I think that’s true even for MPI. If you use MPI on the same node, often times the MPI implementation has more efficient implementation.

From the title of this paper,

it seems like it might be possible, despite what the Intel documentation says.

Sounds logical, as the commication between 2 processes on the same machine doesn’t have any network bottleneck.

But one can imagine that accessing coarray data from another image on the same machine can come with almost no additionnal cost, if shared memory is used. In such a case, the MPI interface still has to copy the data, which is not needed with the coarray approach.

With the IFX compiler it is definitely possible. There are a set of examples here: monte carlo pi and we are also soon using it in a production code: NRQCD.

The code also works with openCoarrays (gfortran) and openMP. We have not tried the old ifort compiler.

As IFX and openCoarrays use MPI for co-arrays underneath, my understanding and our tests suggest that it basically respects the various MPI environment flags

I could finally run a coarray+OpenMP program without any crash on a single node (with ifort 2021)… But:

  1. I’m struggling a lot with the configuration, the compilation parameters, etc… (I still haven’t found a way to run less images than the number of cores on the machine).
  2. although the prints in the code report that several OpenMP threads are used by each process, it seems that the threads run sequentially rather than simultaneously (!)
program coarray_example
    use iso_fortran_env
    use omp_lib
    implicit none
    integer(int64), parameter :: Ntot = 2**22
    integer(int64) :: me, ni, n, i, k, s
    integer(int64), allocatable :: data(:)[:]  ! Coarray declaration
    integer(int64), allocatable :: local_data(:)
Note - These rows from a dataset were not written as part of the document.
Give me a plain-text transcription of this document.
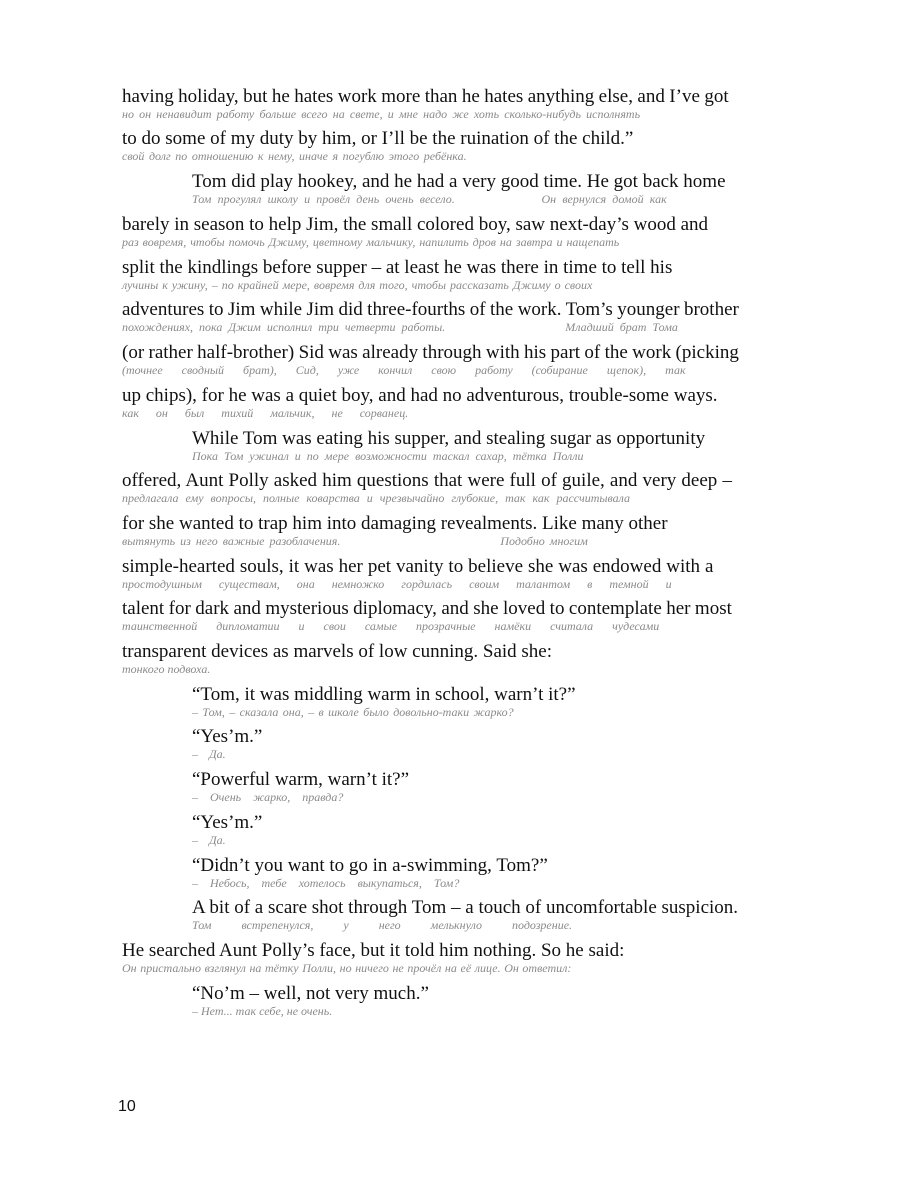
having holiday, but he hates work more than he hates anything else, and I’ve got
но он ненавидит работу больше всего на свете, и мне надо же хоть сколько-нибудь исполнять
to do some of my duty by him, or I’ll be the ruination of the child.”
свой долг по отношению к нему, иначе я погублю этого ребёнка.
Tom did play hookey, and he had a very good time. He got back home
Том прогулял школу и провёл день очень весело.              Он вернулся домой как
barely in season to help Jim, the small colored boy, saw next-day’s wood and
раз вовремя, чтобы помочь Джиму, цветному мальчику, напилить дров на завтра и нащепать
split the kindlings before supper – at least he was there in time to tell his
лучины к ужину, – по крайней мере, вовремя для того, чтобы рассказать Джиму о своих
adventures to Jim while Jim did three-fourths of the work. Tom’s younger brother
похождениях, пока Джим исполнил три четверти работы.                    Младший брат Тома
(or rather half-brother) Sid was already through with his part of the work (picking
(точнее сводный брат), Сид, уже кончил свою работу (собирание щепок), так
up chips), for he was a quiet boy, and had no adventurous, trouble-some ways.
как он был тихий мальчик, не сорванец.
While Tom was eating his supper, and stealing sugar as opportunity
Пока Том ужинал и по мере возможности таскал сахар, тётка Полли
offered, Aunt Polly asked him questions that were full of guile, and very deep –
предлагала ему вопросы, полные коварства и чрезвычайно глубокие, так как рассчитывала
for she wanted to trap him into damaging revealments. Like many other
вытянуть из него важные разоблачения.                                Подобно многим
simple-hearted souls, it was her pet vanity to believe she was endowed with a
простодушным существам, она немножко гордилась своим талантом в темной и
talent for dark and mysterious diplomacy, and she loved to contemplate her most
таинственной дипломатии и свои самые прозрачные намёки считала чудесами
transparent devices as marvels of low cunning. Said she:
тонкого подвоха.
“Tom, it was middling warm in school, warn’t it?”
– Том, – сказала она, – в школе было довольно-таки жарко?
“Yes’m.”
– Да.
“Powerful warm, warn’t it?”
– Очень жарко, правда?
“Yes’m.”
– Да.
“Didn’t you want to go in a-swimming, Tom?”
– Небось, тебе хотелось выкупаться, Том?
A bit of a scare shot through Tom – a touch of uncomfortable suspicion.
Том встрепенулся, у него мелькнуло подозрение.
He searched Aunt Polly’s face, but it told him nothing. So he said:
Он пристально взглянул на тётку Полли, но ничего не прочёл на её лице. Он ответил:
“No’m – well, not very much.”
– Нет... так себе, не очень.
10
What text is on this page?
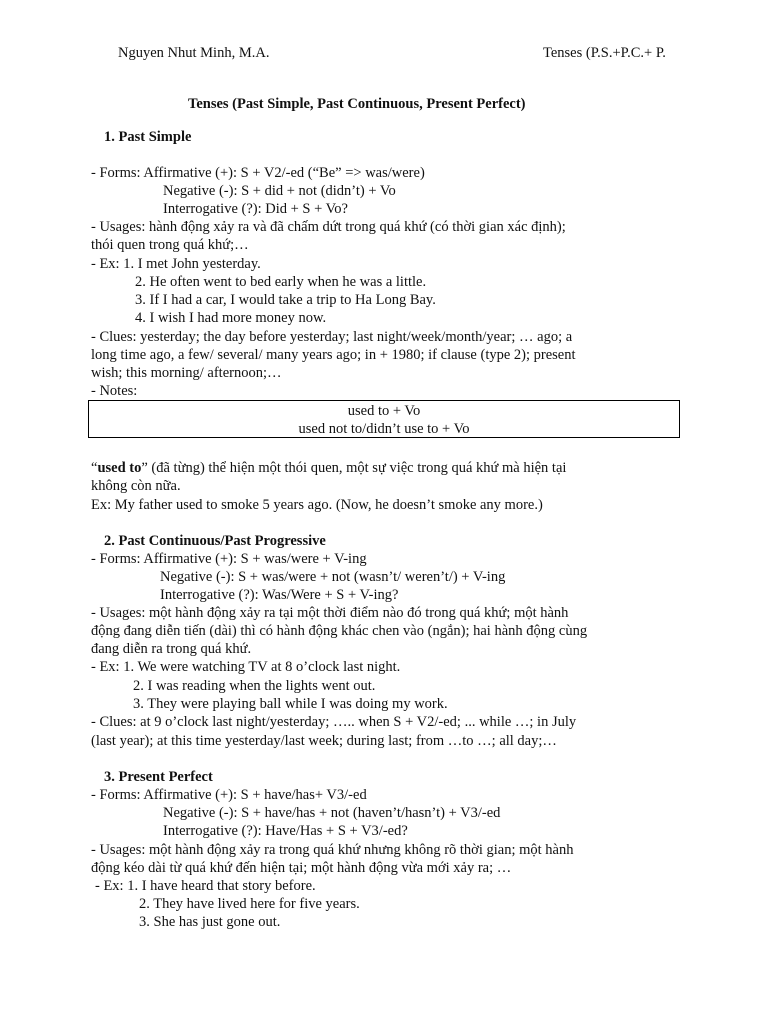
Nguyen Nhut Minh, M.A.	Tenses (P.S.+P.C.+ P.
Tenses (Past Simple, Past Continuous, Present Perfect)
1. Past Simple
- Forms: Affirmative (+): S + V2/-ed (“Be” => was/were)
Negative (-): S + did + not (didn’t) + Vo
Interrogative (?): Did + S + Vo?
- Usages: hành động xảy ra và đã chấm dứt trong quá khứ (có thời gian xác định);
thói quen trong quá khứ;…
- Ex: 1. I met John yesterday.
2. He often went to bed early when he was a little.
3. If I had a car, I would take a trip to Ha Long Bay.
4. I wish I had more money now.
- Clues: yesterday; the day before yesterday; last night/week/month/year; … ago; a
long time ago, a few/ several/ many years ago; in + 1980; if clause (type 2); present
wish; this morning/ afternoon;…
- Notes:
used to + Vo
used not to/didn’t use to + Vo
“used to” (đã từng) thể hiện một thói quen, một sự việc trong quá khứ mà hiện tại
không còn nữa.
Ex: My father used to smoke 5 years ago. (Now, he doesn’t smoke any more.)
2. Past Continuous/Past Progressive
- Forms: Affirmative (+): S + was/were + V-ing
Negative (-): S + was/were + not (wasn’t/ weren’t/) + V-ing
Interrogative (?): Was/Were + S + V-ing?
- Usages: một hành động xảy ra tại một thời điểm nào đó trong quá khứ; một hành
động đang diễn tiến (dài) thì có hành động khác chen vào (ngắn); hai hành động cùng
đang diễn ra trong quá khứ.
- Ex: 1. We were watching TV at 8 o’clock last night.
2. I was reading when the lights went out.
3. They were playing ball while I was doing my work.
- Clues: at 9 o’clock last night/yesterday; ….. when S + V2/-ed; ... while …; in July
(last year); at this time yesterday/last week; during last; from …to …; all day;…
3. Present Perfect
- Forms: Affirmative (+): S + have/has+ V3/-ed
Negative (-): S + have/has + not (haven’t/hasn’t) + V3/-ed
Interrogative (?): Have/Has + S + V3/-ed?
- Usages: một hành động xảy ra trong quá khứ nhưng không rõ thời gian; một hành
động kéo dài từ quá khứ đến hiện tại; một hành động vừa mới xảy ra; …
- Ex: 1. I have heard that story before.
2. They have lived here for five years.
3. She has just gone out.
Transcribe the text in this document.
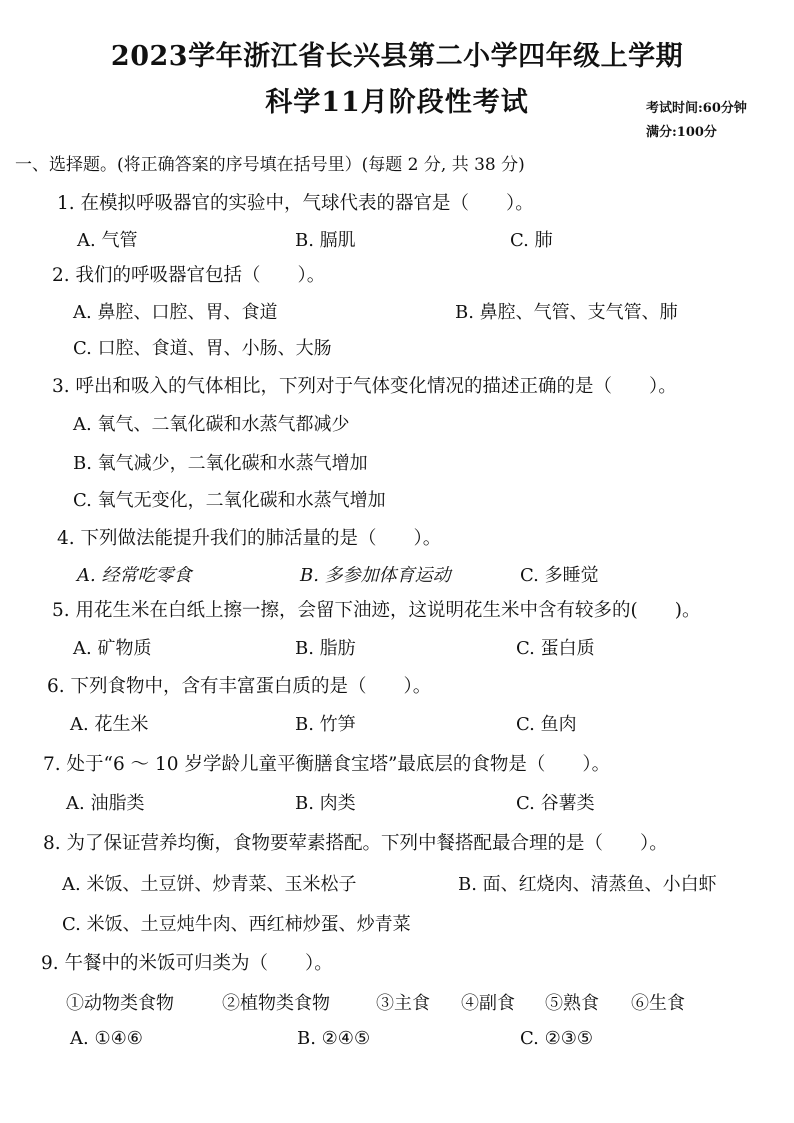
2023学年浙江省长兴县第二小学四年级上学期
科学11月阶段性考试	考试时间:60分钟
满分:100分
一、选择题。(将正确答案的序号填在括号里）(每题 2 分, 共 38 分)
1. 在模拟呼吸器官的实验中，气球代表的器官是（　　）。
A. 气管	B. 膈肌	C. 肺
2. 我们的呼吸器官包括（　　）。
A. 鼻腔、口腔、胃、食道	B. 鼻腔、气管、支气管、肺
C. 口腔、食道、胃、小肠、大肠
3. 呼出和吸入的气体相比，下列对于气体变化情况的描述正确的是（　　）。
A. 氧气、二氧化碳和水蒸气都减少
B. 氧气减少，二氧化碳和水蒸气增加
C. 氧气无变化，二氧化碳和水蒸气增加
4. 下列做法能提升我们的肺活量的是（　　）。
A. 经常吃零食	B. 多参加体育运动	C. 多睡觉
5. 用花生米在白纸上擦一擦，会留下油迹，这说明花生米中含有较多的(　　)。
A. 矿物质	B. 脂肪	C. 蛋白质
6. 下列食物中，含有丰富蛋白质的是（　　）。
A. 花生米	B. 竹笋	C. 鱼肉
7. 处于“6 ～ 10 岁学龄儿童平衡膳食宝塔”最底层的食物是（　　）。
A. 油脂类	B. 肉类	C. 谷薯类
8. 为了保证营养均衡，食物要荤素搭配。下列中餐搭配最合理的是（　　）。
A. 米饭、土豆饼、炒青菜、玉米松子	B. 面、红烧肉、清蒸鱼、小白虾
C. 米饭、土豆炖牛肉、西红柿炒蛋、炒青菜
9. 午餐中的米饭可归类为（　　）。
①动物类食物	②植物类食物	③主食 ④副食 ⑤熟食 ⑥生食
A. ①④⑥	B. ②④⑤	C. ②③⑤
    call omp_set_num_threads(2)
    
    me = this_image()
    ni = num_images()
    
    if (me == 1) print *, 'Number of images:', ni
    
    n = Ntot / ni
    allocate( data(n)[*], local_data(n), source=0_int64 )

    print "(A,I3,A,I9,A)", 'image', me, ' has allocated a coarray of size (', n, ')[*]'
    
    ! Each image sets its own data
    call setdata( data(:)[me], me )

    print *, 'Image', me, ' has set its own values'
    
    ! Synchronize all images
    sync all
    
    ! Image 1 collects and sums the data from all images
    if (me == 1) then
        s = 0
        do k = 1, ni
            print *, 'Image 1 collecting and summing data from image', k
            local_data(:) = data(:)[k]
            s = s + sum( local_data )
        end do
        print *, 'collected sum =', s, '(should be =', Ntot*(Ntot+1)/2, ' )'
    end if
 
    
contains


    subroutine setdata(data,me)
    	integer(int64), intent(out) :: data(:)
    	integer(int64), intent(in)  :: me
    	integer(int64) :: i
    	!$OMP PARALLEL DO SCHEDULE(static, 10000)
    	do i = 1, size(data,kind=int64)
    	   if (me == 1 .and. mod(i,10000) == 0) print*, omp_get_thread_num(), i
    	   data(i) = (me-1)*size(data) + i
    	end do
    end subroutine
    
end program coarray_example

Compilation: ifort -O3 -coarray -coarray-config-file=caf.cfg -fopenmp /opt/intel/21/mpi/2021.4.0/lib/release/libmpi.so.12 coarrays.f90 -o coarrays

caf.cfg:
-genvall -genv I_MPI_FABRICS=shm:ofi -machinefile=./hostsfile -n 8 ./coarrays

hostsfile contains a single line with the machine name on which the program is launched.